Aclaro que a mí casi nunca me gusta nadie y, de hecho, llevo mucho tiempo sin hacer el acto sexual. Bueno, ¡ya qué, ya lo dije! Estaba muy tranquila con mi vida de idealismos amorosos y frustraciones mentales constantes, hasta hace algo así como tres meses y medio. Yo ya sabía sobre ella porque soy stalker de profesión, de corazón, de pasatiempo ¡y de muchas cosas más! Pero no perturbó mi vida hasta que la vi en persona. Desde ese mismo instante y directamente hasta este momento, en que escribo mi triste historia y usted la lee.

Ella es una india hermosa, de cabello largo, sonrisa perfecta, ojos coquetos y cuerpo de ensueño, por no decirlo de otra forma. En realidad, toda ella es coqueta porque pareciera que cada cosa que hace estuviera encaminada a eso: a enamorar, a provocar malos pensamientos, ¡a obsesionar!

Y yo, por supuesto, soy extremadamente sensible a ese tipo de mujeres y más que nada; infinitamente vulnerable a ella: mi terapeuta. ¿Sabe? Uno tiende mucho (o bueno, por lo menos yo) a pensar que conoce a todo el mundo en este pueblo ¡y qué va a imaginar que todavía le falten personas así! ¡Y que, entre todas las mujeres, haya una aún capaz de enloquecerle!
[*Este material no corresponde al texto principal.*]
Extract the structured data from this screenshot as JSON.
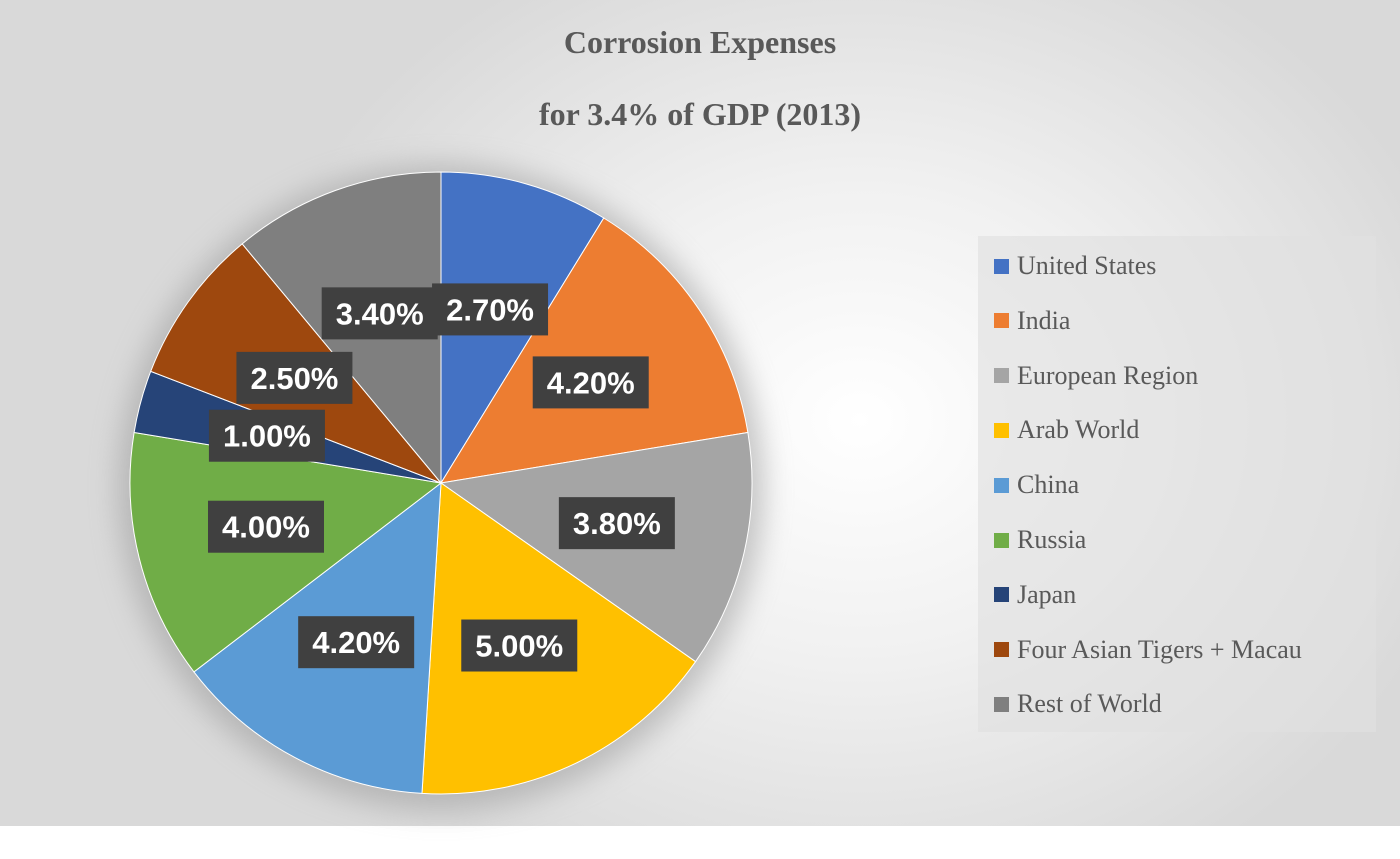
{
  "chart_data": {
    "type": "pie",
    "title": "Corrosion Expenses",
    "subtitle": "for 3.4% of GDP (2013)",
    "categories": [
      "United States",
      "India",
      "European Region",
      "Arab World",
      "China",
      "Russia",
      "Japan",
      "Four Asian Tigers + Macau",
      "Rest of World"
    ],
    "values": [
      2.7,
      4.2,
      3.8,
      5.0,
      4.2,
      4.0,
      1.0,
      2.5,
      3.4
    ],
    "labels": [
      "2.70%",
      "4.20%",
      "3.80%",
      "5.00%",
      "4.20%",
      "4.00%",
      "1.00%",
      "2.50%",
      "3.40%"
    ],
    "colors": [
      "#4472C4",
      "#ED7D31",
      "#A5A5A5",
      "#FFC000",
      "#5B9BD5",
      "#70AD47",
      "#264478",
      "#9E480E",
      "#7F7F7F"
    ],
    "legend_position": "right"
  }
}
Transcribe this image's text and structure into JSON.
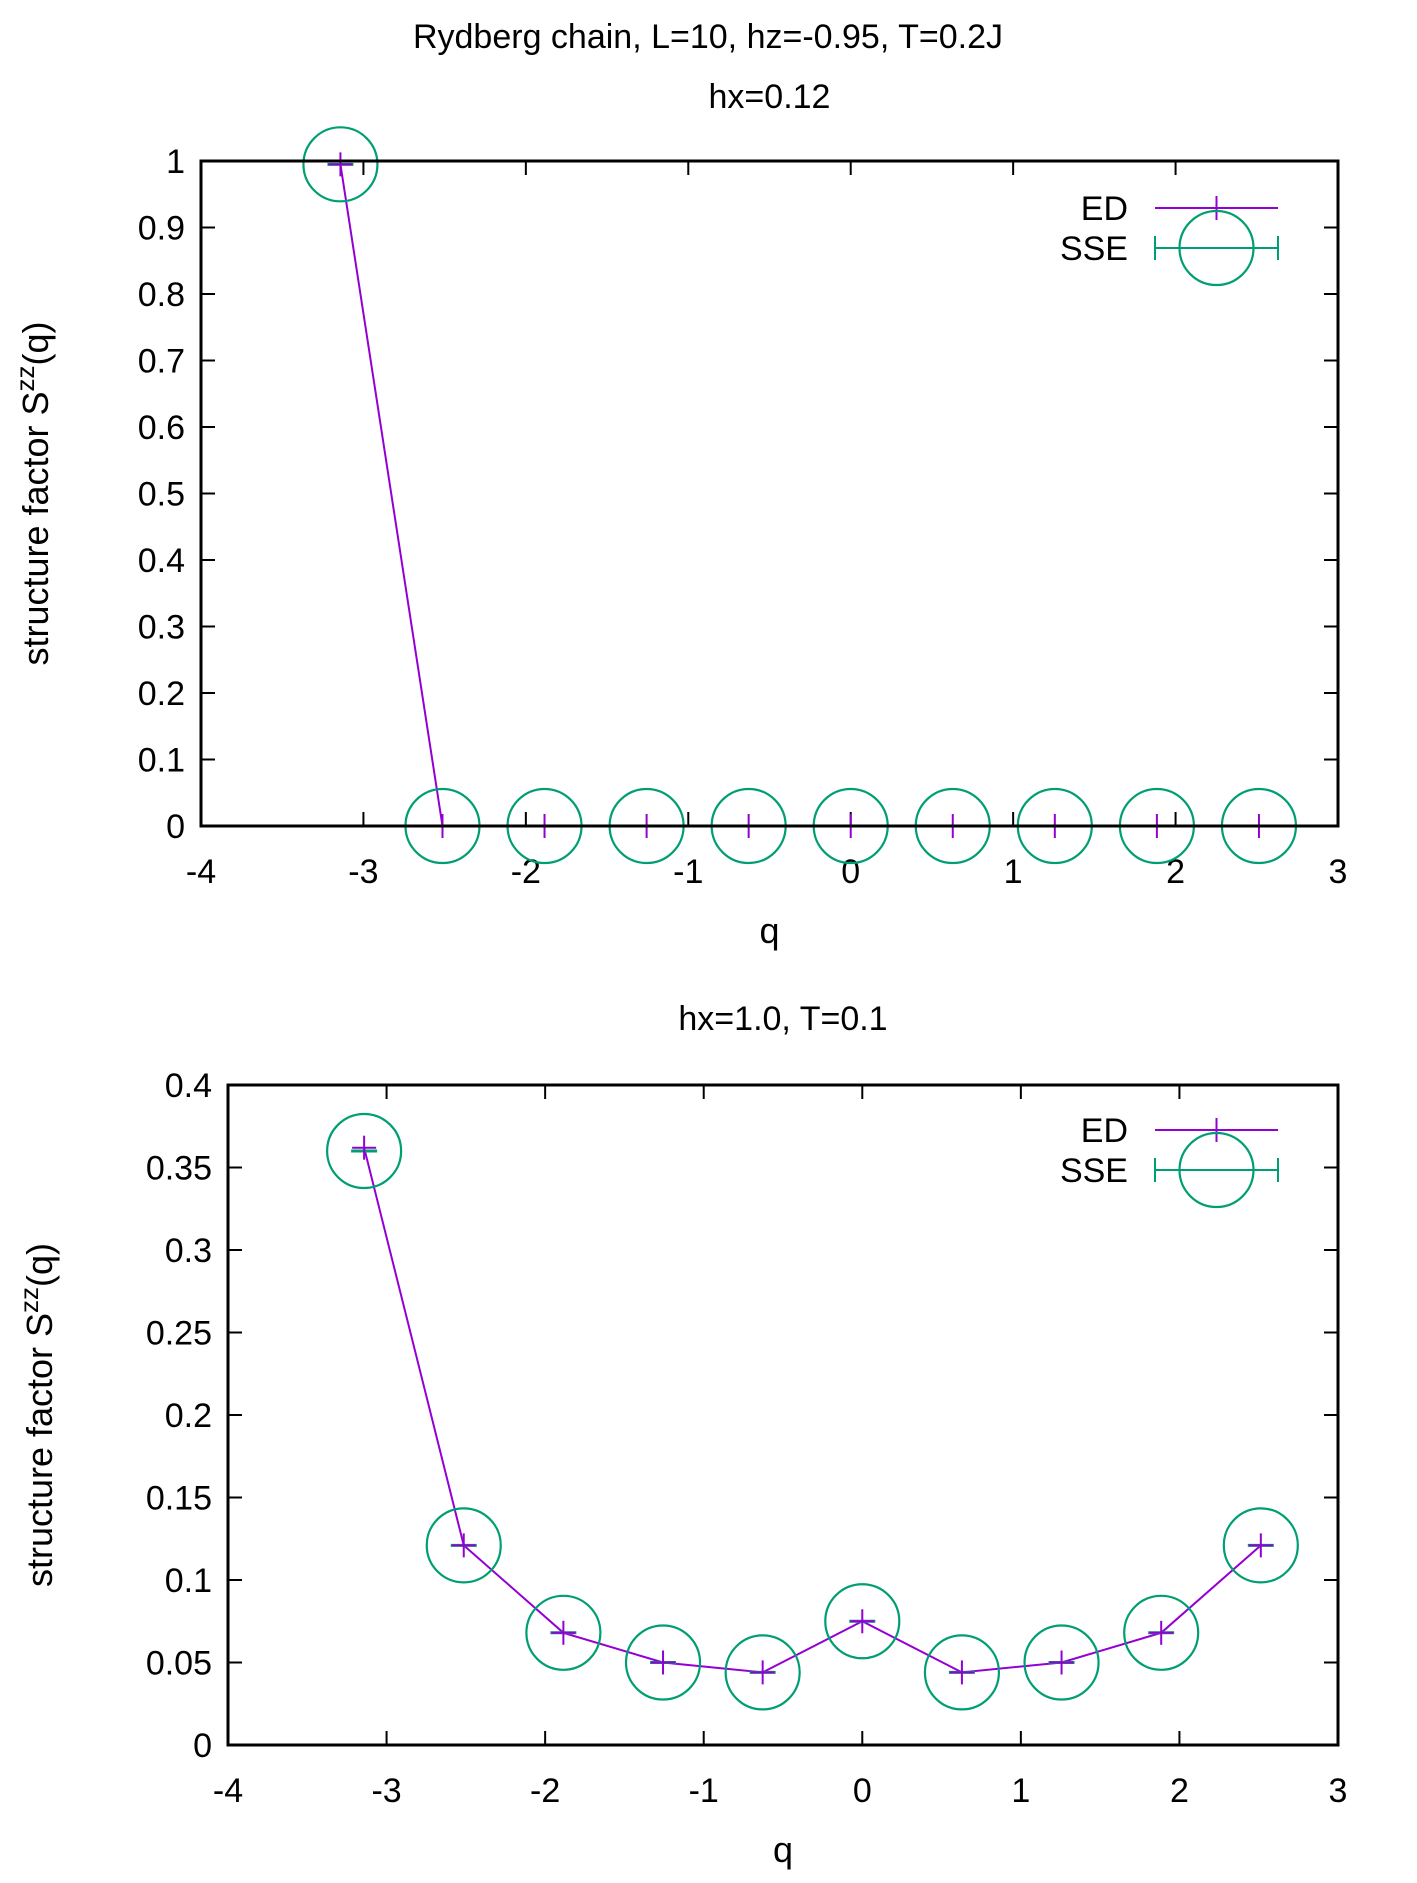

La última vez que me sentí así fue por Camila, una frustración de 18 años. Ya tiene 22 y yo 26. Cuando sucedió de nuevo, lo reconocí de inmediato. Es que yo estoy medio muerta siempre, pero en el momento en que me enamoro es como si reencarnara en el cuerpo de un tigre ¡de un león! Esa mujer me ha recordado lo fantástico de la vida como cuando alguien lo mira, le habla y le sonríe a uno. Es de esos seres que uno no se cree, que son casi irreales y que saben jugar; perfecta y ácidamente, con las emociones humanas. Porque mi india; naturalmente, maneja a la perfección eso que llaman “malicia indígena”.

Ella es la mejor, pero para manipular. ¿A cuántas tendrá escribiendo por físico desahogo? Aunque creo esa es a menudo mi excusa porque le tengo fobia a quedar en evidencia, a que me descubran, a que sepan qué o quién es relevante para mí. Y ella, querido lector, ella me importa. Desde que la conocí, no ha pasado un día en que no la piense. Finjo mucho frente a la gente, como si no me importara, pero todas las noches me duermo en un paraíso imaginario en el que sucede todo con ella.

Mi india lo sabe, pero al mismo tiempo desconoce más de la mitad de lo que siento. Sabe que me gusta, pero no que me encanta; que le coqueteo, pero no que sufro; que la invito a salir, pero no que la sueño. Ella no sabe nada porque la palabra “trascendental” no tiene cabida en su manera de actuar. A veces habla tanto. Otras, me confunde. Hay días en que, para variar, la realidad viene y me estrella. Fijarme en ella ha sido como subirme a una montaña rusa y sin darle un solo beso.

Es por eso que, de todos los tipos de malicia indígena, el de ella es el que más odio porque me altera. Pero, lo amo porque ha derretido el témpano de hielo que habitaba en mí. Y adiós, me voy a buscarla antes que se me pierda otra vez.